Antihemostatic molecules from saliva of blood-feeding arthropods.

The ability to feed on vertebrate blood has evolved many times in various arthropod clades. Each time this trait evolves, novel solutions to the problem posed by vertebrate hemostasis are generated. Consequently, saliva of blood-feeding arthropods has proven to be a rich source of antihemostatic molecules. Vasodilators include nitrophorins (nitric oxide storage and transport heme proteins), a variety of peptides that mimic endogenous vasodilatory neuropeptides, and proteins that catabolize or sequester endogenous vasoconstrictors. A variety of platelet aggregation inhibitors antagonize platelet responses to wound-generated signals, including ADP, thrombin, and collagen. Anticoagulants disrupt elements of both the intrinsic and extrinsic pathways.
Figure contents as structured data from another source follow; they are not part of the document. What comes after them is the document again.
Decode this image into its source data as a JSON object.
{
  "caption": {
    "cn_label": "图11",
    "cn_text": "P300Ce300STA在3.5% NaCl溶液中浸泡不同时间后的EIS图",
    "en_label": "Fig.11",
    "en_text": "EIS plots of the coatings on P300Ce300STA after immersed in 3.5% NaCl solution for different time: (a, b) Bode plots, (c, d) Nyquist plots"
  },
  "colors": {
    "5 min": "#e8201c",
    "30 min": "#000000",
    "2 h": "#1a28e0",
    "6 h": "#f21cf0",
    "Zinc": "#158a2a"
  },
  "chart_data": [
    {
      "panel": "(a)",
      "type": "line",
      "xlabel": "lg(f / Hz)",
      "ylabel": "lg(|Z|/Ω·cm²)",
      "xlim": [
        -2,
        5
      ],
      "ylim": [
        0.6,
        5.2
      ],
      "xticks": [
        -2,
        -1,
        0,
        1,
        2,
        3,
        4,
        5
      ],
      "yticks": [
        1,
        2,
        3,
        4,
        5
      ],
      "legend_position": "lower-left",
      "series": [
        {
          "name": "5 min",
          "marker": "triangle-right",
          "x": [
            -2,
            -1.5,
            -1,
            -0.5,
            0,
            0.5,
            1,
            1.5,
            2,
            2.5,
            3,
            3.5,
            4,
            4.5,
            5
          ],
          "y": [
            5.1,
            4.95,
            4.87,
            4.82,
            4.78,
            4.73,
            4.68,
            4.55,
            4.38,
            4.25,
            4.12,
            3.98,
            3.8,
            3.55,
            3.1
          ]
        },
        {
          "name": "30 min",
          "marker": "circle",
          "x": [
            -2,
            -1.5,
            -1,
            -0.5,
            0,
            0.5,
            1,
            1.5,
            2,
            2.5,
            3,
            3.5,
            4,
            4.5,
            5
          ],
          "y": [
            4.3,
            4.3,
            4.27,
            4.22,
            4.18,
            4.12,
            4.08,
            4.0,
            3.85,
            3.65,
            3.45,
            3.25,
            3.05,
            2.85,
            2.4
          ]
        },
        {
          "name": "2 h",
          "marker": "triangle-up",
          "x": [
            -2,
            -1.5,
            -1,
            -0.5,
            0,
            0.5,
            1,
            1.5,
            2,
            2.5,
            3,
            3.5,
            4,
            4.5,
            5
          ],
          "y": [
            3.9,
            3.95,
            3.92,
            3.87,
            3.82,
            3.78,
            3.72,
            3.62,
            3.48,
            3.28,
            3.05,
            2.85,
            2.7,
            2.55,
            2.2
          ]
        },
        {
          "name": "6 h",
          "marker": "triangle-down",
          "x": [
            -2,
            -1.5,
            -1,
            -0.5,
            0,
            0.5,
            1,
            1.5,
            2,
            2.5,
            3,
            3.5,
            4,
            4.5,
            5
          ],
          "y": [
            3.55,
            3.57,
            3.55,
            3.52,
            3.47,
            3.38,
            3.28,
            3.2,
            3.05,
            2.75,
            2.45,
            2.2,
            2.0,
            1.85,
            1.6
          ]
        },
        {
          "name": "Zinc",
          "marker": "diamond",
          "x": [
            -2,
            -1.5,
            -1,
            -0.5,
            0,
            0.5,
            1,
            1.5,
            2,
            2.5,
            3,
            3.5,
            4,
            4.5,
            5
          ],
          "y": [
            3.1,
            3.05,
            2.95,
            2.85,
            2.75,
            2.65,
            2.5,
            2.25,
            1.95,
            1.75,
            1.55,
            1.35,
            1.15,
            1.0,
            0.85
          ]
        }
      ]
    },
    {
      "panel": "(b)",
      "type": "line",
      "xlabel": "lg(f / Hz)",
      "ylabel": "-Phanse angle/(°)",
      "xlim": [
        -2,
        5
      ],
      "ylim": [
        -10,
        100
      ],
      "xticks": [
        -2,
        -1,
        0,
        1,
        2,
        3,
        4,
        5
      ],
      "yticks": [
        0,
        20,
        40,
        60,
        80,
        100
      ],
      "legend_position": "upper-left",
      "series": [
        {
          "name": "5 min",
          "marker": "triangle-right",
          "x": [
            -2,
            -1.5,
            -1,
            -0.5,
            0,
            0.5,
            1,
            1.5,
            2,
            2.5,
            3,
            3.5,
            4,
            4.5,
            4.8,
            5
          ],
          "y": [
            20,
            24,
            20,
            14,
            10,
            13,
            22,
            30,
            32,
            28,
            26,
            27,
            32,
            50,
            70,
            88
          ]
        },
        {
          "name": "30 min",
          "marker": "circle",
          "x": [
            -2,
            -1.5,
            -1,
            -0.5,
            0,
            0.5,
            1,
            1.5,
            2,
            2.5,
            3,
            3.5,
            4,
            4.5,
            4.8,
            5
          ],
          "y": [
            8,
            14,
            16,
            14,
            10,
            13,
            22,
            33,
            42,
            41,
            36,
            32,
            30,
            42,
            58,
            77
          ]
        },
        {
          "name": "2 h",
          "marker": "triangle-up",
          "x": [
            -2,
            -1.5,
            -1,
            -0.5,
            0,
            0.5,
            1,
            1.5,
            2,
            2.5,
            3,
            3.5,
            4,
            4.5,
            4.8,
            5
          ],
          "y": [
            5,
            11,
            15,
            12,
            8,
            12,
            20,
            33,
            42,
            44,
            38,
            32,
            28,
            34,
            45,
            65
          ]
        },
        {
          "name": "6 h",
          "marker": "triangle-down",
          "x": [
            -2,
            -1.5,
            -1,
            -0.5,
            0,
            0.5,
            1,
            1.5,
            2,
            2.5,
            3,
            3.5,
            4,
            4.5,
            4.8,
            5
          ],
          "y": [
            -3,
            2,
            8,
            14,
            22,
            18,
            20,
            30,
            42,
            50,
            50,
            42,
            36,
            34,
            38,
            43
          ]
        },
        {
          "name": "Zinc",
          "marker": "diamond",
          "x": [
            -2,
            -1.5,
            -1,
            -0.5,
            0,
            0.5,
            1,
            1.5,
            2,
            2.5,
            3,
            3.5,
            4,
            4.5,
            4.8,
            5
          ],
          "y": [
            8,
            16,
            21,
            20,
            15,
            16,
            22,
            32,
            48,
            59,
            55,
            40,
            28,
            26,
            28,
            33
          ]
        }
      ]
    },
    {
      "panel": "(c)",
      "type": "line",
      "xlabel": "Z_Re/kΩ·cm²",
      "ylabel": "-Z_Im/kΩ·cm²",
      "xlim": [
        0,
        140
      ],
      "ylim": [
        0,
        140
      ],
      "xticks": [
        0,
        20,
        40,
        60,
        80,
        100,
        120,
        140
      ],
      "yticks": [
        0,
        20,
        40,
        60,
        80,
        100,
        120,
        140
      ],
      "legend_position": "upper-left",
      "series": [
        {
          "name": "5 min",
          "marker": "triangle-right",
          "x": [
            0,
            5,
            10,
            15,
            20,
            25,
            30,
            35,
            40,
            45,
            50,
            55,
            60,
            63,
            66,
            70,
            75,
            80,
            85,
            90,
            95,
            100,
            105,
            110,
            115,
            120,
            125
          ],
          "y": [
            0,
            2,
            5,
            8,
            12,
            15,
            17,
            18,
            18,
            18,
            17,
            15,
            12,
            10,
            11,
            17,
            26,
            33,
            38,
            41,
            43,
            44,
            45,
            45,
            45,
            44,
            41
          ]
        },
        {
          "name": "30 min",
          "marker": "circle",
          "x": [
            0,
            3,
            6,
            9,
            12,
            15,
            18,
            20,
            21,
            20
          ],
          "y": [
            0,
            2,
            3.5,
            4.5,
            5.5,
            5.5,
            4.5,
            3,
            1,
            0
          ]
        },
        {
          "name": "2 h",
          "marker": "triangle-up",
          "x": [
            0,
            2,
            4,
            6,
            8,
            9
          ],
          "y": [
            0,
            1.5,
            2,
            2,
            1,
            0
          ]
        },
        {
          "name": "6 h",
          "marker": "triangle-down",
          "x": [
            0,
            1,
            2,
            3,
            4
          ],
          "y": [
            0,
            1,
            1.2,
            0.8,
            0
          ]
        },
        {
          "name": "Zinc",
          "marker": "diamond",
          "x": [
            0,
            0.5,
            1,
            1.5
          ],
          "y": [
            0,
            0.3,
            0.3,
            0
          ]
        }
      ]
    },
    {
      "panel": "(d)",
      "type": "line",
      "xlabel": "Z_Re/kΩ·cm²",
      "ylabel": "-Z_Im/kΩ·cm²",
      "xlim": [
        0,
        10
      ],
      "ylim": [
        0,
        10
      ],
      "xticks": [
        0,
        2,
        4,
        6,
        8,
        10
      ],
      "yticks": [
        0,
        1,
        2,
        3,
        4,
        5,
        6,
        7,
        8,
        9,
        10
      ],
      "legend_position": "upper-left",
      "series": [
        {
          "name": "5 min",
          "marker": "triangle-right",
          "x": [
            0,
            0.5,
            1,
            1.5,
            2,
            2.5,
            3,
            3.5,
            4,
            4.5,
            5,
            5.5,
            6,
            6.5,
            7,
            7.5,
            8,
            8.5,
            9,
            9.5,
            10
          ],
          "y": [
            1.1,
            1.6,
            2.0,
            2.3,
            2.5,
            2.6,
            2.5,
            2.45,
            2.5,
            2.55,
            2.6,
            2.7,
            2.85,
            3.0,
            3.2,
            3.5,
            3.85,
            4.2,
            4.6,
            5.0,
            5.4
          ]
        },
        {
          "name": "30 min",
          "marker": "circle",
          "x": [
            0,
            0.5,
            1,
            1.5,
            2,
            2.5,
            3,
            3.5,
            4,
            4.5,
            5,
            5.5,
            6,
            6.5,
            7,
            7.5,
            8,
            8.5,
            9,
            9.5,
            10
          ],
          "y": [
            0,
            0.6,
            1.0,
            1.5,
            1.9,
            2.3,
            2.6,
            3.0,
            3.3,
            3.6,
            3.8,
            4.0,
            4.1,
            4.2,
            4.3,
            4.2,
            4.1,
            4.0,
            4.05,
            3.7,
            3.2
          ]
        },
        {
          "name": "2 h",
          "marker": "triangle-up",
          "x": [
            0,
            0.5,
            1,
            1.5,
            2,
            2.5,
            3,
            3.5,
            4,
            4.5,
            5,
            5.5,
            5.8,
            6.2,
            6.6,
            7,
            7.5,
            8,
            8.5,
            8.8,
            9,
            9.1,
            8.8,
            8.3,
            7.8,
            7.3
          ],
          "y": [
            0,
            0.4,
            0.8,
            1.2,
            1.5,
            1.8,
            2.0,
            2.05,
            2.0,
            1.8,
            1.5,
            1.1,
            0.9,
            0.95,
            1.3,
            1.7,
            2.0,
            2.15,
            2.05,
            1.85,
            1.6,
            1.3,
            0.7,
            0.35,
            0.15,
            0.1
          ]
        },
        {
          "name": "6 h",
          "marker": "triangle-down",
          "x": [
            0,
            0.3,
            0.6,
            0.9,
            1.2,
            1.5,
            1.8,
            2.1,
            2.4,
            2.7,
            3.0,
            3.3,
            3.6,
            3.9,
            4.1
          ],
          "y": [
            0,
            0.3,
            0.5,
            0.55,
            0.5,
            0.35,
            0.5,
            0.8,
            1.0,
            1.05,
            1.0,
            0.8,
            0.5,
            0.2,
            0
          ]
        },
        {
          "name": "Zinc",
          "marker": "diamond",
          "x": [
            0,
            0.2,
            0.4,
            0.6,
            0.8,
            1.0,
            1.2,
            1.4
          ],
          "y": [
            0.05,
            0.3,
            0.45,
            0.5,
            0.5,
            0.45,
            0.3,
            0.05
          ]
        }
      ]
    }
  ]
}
Molecular approaches (termed 'sialomics') to characterize the full inventory of mRNAs transcribed in salivary glands have revealed a surprising level of complexity within a single species. Multiple salivary proteins may be directed against each component of hemostasis, resulting in both redundancy and in some cases cooperative interactions between antihemostatic proteins, as in the case of the Rhodnius prolixus apyrase (which hydrolyzes ADP) and Rhodnius platelet aggregation inhibitor 1 (which sequesters ADP). The complexity and redundancy of saliva ensures an efficient blood meal for the arthropod, but it also provides a diverse array of novel antihemostatic molecules for the pharmacologist.